Si, più che politico direi appunto che è un disco sociale, che guarda, che fotografa attraverso alcune storie, alcune istantanee una realtà che, purtroppo, è di molte persone in questo triste momento storico.

In questi giorni ho ascoltato più volte il disco e penso che il brano forse più emblematico, in questo senso, sia “Cadere sognare”, uno dei pezzi più belli in assoluto.

Si, una canzone che anche dal vivo rende tantissimo, ci sono delle ovazioni quando la faccio …

E che ha un tema attualissimo …

Purtroppo si, il tema dei licenziamenti e della perdita del lavoro senza colpa, perché il protagonista della canzone non è licenziato perché non sa lavorare ma perché la finanza ha deciso che il suo lavoro non conta più.

In questo pezzo usi parole molto forti contro questo concetto di economia.
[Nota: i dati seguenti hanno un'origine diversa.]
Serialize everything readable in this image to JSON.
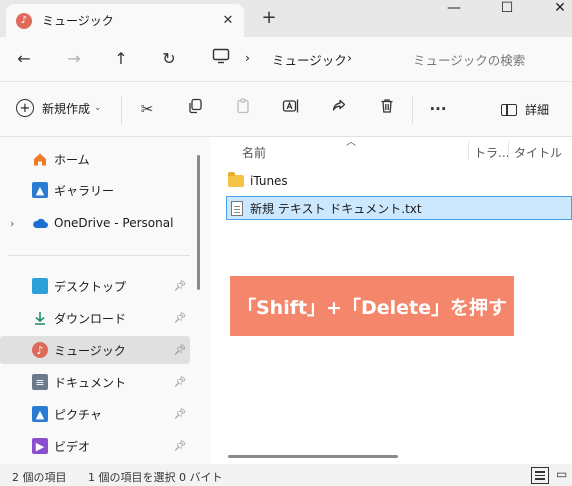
{
  "window": {
    "tab_title": "ミュージック",
    "new_tab": "+",
    "minimize": "—",
    "maximize": "☐",
    "close": "✕"
  },
  "address_bar": {
    "breadcrumb_sep": "›",
    "location": "ミュージック",
    "search_placeholder": "ミュージックの検索"
  },
  "command_bar": {
    "new_label": "新規作成",
    "details_label": "詳細",
    "more_label": "···"
  },
  "sidebar": {
    "items": [
      {
        "label": "ホーム",
        "icon": "home-icon"
      },
      {
        "label": "ギャラリー",
        "icon": "gallery-icon"
      },
      {
        "label": "OneDrive - Personal",
        "icon": "onedrive-icon"
      },
      {
        "label": "デスクトップ",
        "icon": "desktop-icon",
        "pinned": true
      },
      {
        "label": "ダウンロード",
        "icon": "download-icon",
        "pinned": true
      },
      {
        "label": "ミュージック",
        "icon": "music-icon",
        "pinned": true,
        "selected": true
      },
      {
        "label": "ドキュメント",
        "icon": "documents-icon",
        "pinned": true
      },
      {
        "label": "ピクチャ",
        "icon": "pictures-icon",
        "pinned": true
      },
      {
        "label": "ビデオ",
        "icon": "videos-icon",
        "pinned": true
      }
    ]
  },
  "columns": {
    "name": "名前",
    "track": "トラ...",
    "title": "タイトル"
  },
  "files": [
    {
      "name": "iTunes",
      "type": "folder",
      "selected": false
    },
    {
      "name": "新規 テキスト ドキュメント.txt",
      "type": "text-file",
      "selected": true
    }
  ],
  "overlay": {
    "text": "「Shift」+「Delete」を押す"
  },
  "status": {
    "item_count": "2 個の項目",
    "selection": "1 個の項目を選択  0 バイト"
  },
  "colors": {
    "accent": "#4aa0e8",
    "overlay": "#f4876b",
    "folder": "#f5c242"
  }
}
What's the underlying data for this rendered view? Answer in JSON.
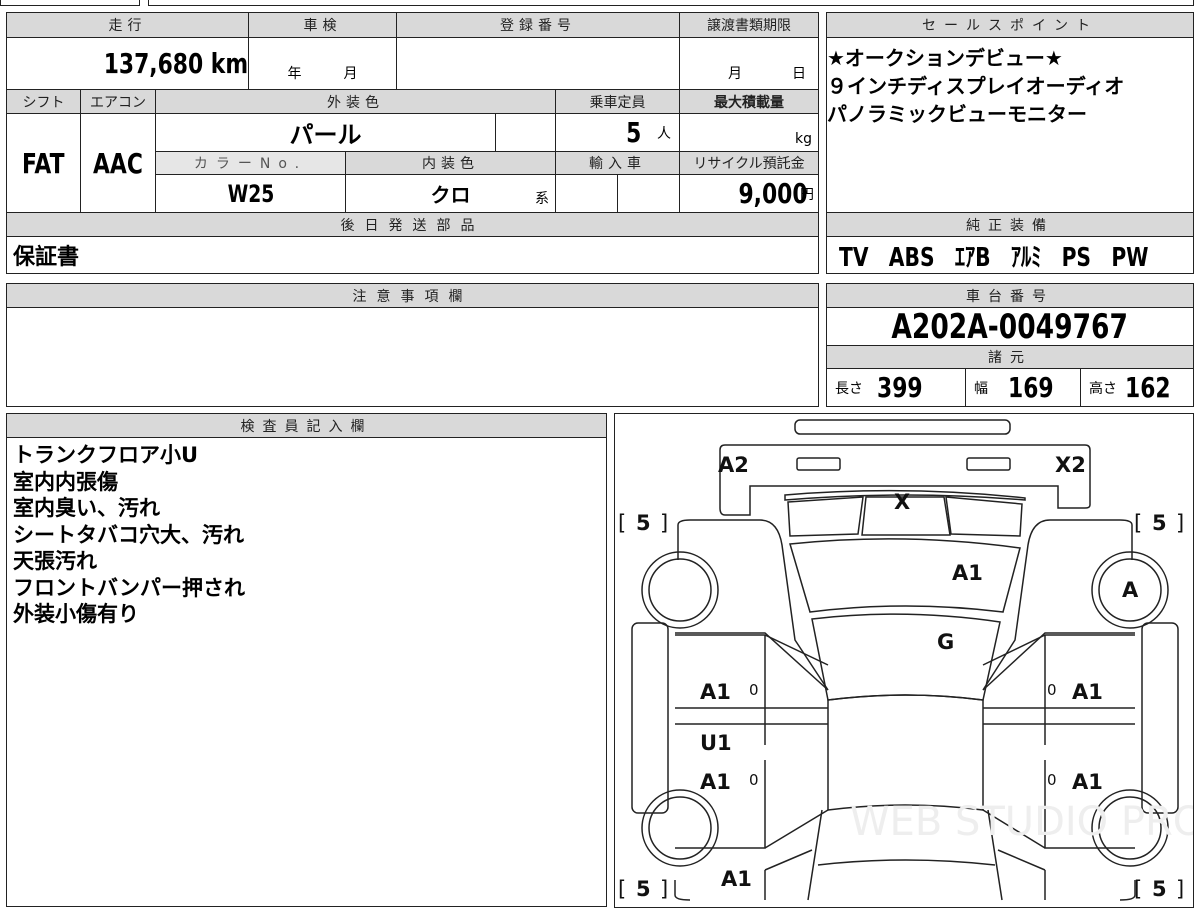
{
  "top_table": {
    "mileage_label": "走行",
    "mileage": "137,680 km",
    "shaken_label": "車検",
    "shaken_year": "年",
    "shaken_month": "月",
    "registration_label": "登録番号",
    "registration": "",
    "transfer_deadline_label": "譲渡書類期限",
    "transfer_month": "月",
    "transfer_day": "日",
    "shift_label": "シフト",
    "shift": "FAT",
    "aircon_label": "エアコン",
    "aircon": "AAC",
    "exterior_color_label": "外装色",
    "exterior_color": "パール",
    "capacity_label": "乗車定員",
    "capacity": "5",
    "capacity_unit": "人",
    "max_load_label": "最大積載量",
    "max_load_unit": "kg",
    "color_no_label": "カラーNo.",
    "color_no": "W25",
    "interior_color_label": "内装色",
    "interior_color": "クロ",
    "interior_suffix": "系",
    "import_label": "輸入車",
    "recycle_label": "リサイクル預託金",
    "recycle_fee": "9,000",
    "recycle_unit": "円",
    "later_parts_label": "後日発送部品",
    "later_parts": "保証書"
  },
  "sales_points": {
    "label": "セールスポイント",
    "lines": [
      "★オークションデビュー★",
      "９インチディスプレイオーディオ",
      "パノラミックビューモニター"
    ]
  },
  "equipment": {
    "label": "純正装備",
    "value": "TV　ABS　ｴｱB　ｱﾙﾐ　PS　PW"
  },
  "notes": {
    "label": "注意事項欄"
  },
  "chassis": {
    "label": "車台番号",
    "number": "A202A-0049767",
    "spec_label": "諸元",
    "length_label": "長さ",
    "length": "399",
    "width_label": "幅",
    "width": "169",
    "height_label": "高さ",
    "height": "162"
  },
  "inspector": {
    "label": "検査員記入欄",
    "lines": [
      "トランクフロア小U",
      "室内内張傷",
      "室内臭い、汚れ",
      "シートタバコ穴大、汚れ",
      "天張汚れ",
      "フロントバンパー押され",
      "外装小傷有り"
    ]
  },
  "diagram": {
    "marks": {
      "rear_left": "A2",
      "rear_right": "X2",
      "rear_glass": "X",
      "roof": "A1",
      "wheel_fr": "A",
      "windshield": "G",
      "rear_door_l": "A1",
      "rear_door_r": "A1",
      "step_l": "U1",
      "front_door_l": "A1",
      "front_door_r": "A1",
      "front_fender_l": "A1",
      "zero": "0"
    },
    "tires": [
      "5",
      "5",
      "5",
      "5"
    ],
    "watermark": "WEB STUDIO PRO"
  }
}
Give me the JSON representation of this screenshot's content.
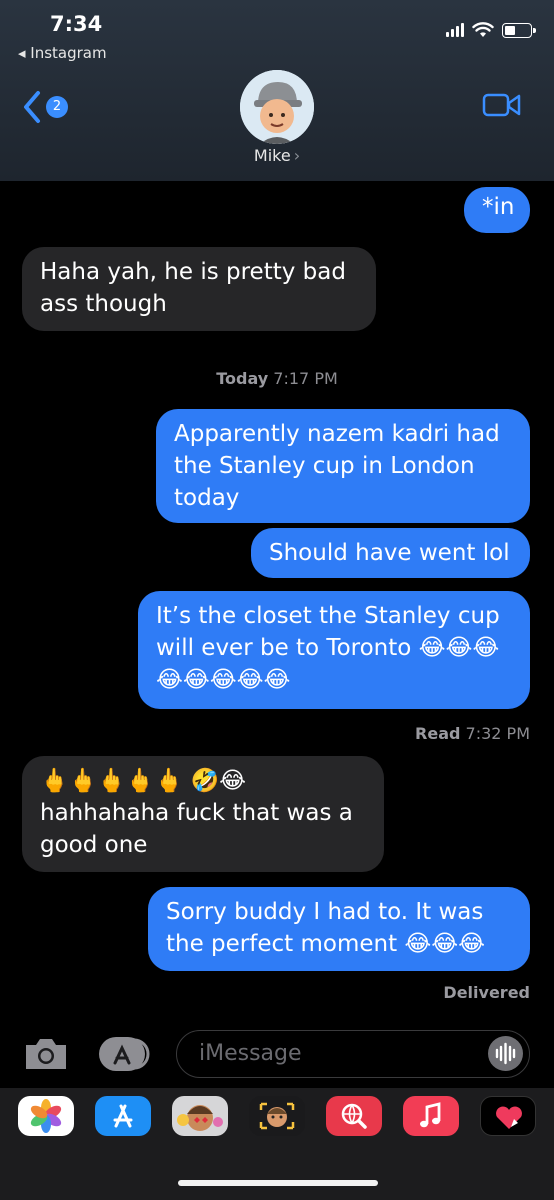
{
  "status_bar": {
    "time": "7:34",
    "back_app": "◂ Instagram"
  },
  "header": {
    "unread_count": "2",
    "contact_name": "Mike",
    "chevron": "›"
  },
  "messages": [
    {
      "from": "me",
      "text": "*in"
    },
    {
      "from": "them",
      "text": "Haha yah, he is pretty bad ass though"
    },
    {
      "type": "timestamp",
      "label": "Today",
      "time": "7:17 PM"
    },
    {
      "from": "me",
      "text": "Apparently nazem kadri had the Stanley cup in London today"
    },
    {
      "from": "me",
      "text": "Should have went lol"
    },
    {
      "from": "me",
      "text": "It’s the closet the Stanley cup will ever be to Toronto 😂😂😂😂😂😂😂😂"
    },
    {
      "type": "receipt",
      "label": "Read",
      "time": "7:32 PM"
    },
    {
      "from": "them",
      "text": "🖕🖕🖕🖕🖕 🤣😂 hahhahaha fuck that was a good one"
    },
    {
      "from": "me",
      "text": "Sorry buddy I had to. It was the perfect moment 😂😂😂"
    },
    {
      "type": "receipt",
      "label": "Delivered"
    }
  ],
  "input": {
    "placeholder": "iMessage"
  },
  "icons": {
    "back": "chevron-left-icon",
    "video": "video-camera-icon",
    "camera": "camera-icon",
    "appstore": "app-store-icon",
    "audio": "waveform-icon"
  },
  "colors": {
    "sent_bubble": "#2f7cf6",
    "received_bubble": "#262628",
    "accent": "#3a8eff"
  },
  "app_drawer": [
    {
      "name": "Photos"
    },
    {
      "name": "App Store"
    },
    {
      "name": "Memoji Stickers"
    },
    {
      "name": "Animoji"
    },
    {
      "name": "Images Search"
    },
    {
      "name": "Music"
    },
    {
      "name": "Digital Touch"
    }
  ]
}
Si, purtroppo stiamo subendo questa subdola ideologia liberista che è poi la perversione dell’ideale liberale che, invece, è un ideale alto, che ci ha dato la libertà, la libertà di stampa, la democrazia, la modernità. Invece il liberismo ci sta togliendo tutto questo, in nome dell’idolatria del profitto, del denaro.

Anche se credo che “Cadere sognare” non sia una canzone totalmente pessimista.

Beh, insomma … è vero che, inizialmente, io avevo messo un finale molto più duro, direi quasi violento, poi mi hanno suggerito di ammorbidirlo un po’ …

Si forse ho colto proprio questo cercare di ammorbidire quella che è in fondo una tragedia.

Si, anche se in fondo si parla sempre di questo mettersi in riva al fiume ad aspettare che passi il cadavere del proprio nemico, in una situazione non esattamente morbida.

E’ comunque un Finardi molto combattivo quello che esce da questo disco, basta ascoltare in tal senso il brano “Come Savonarola”, no?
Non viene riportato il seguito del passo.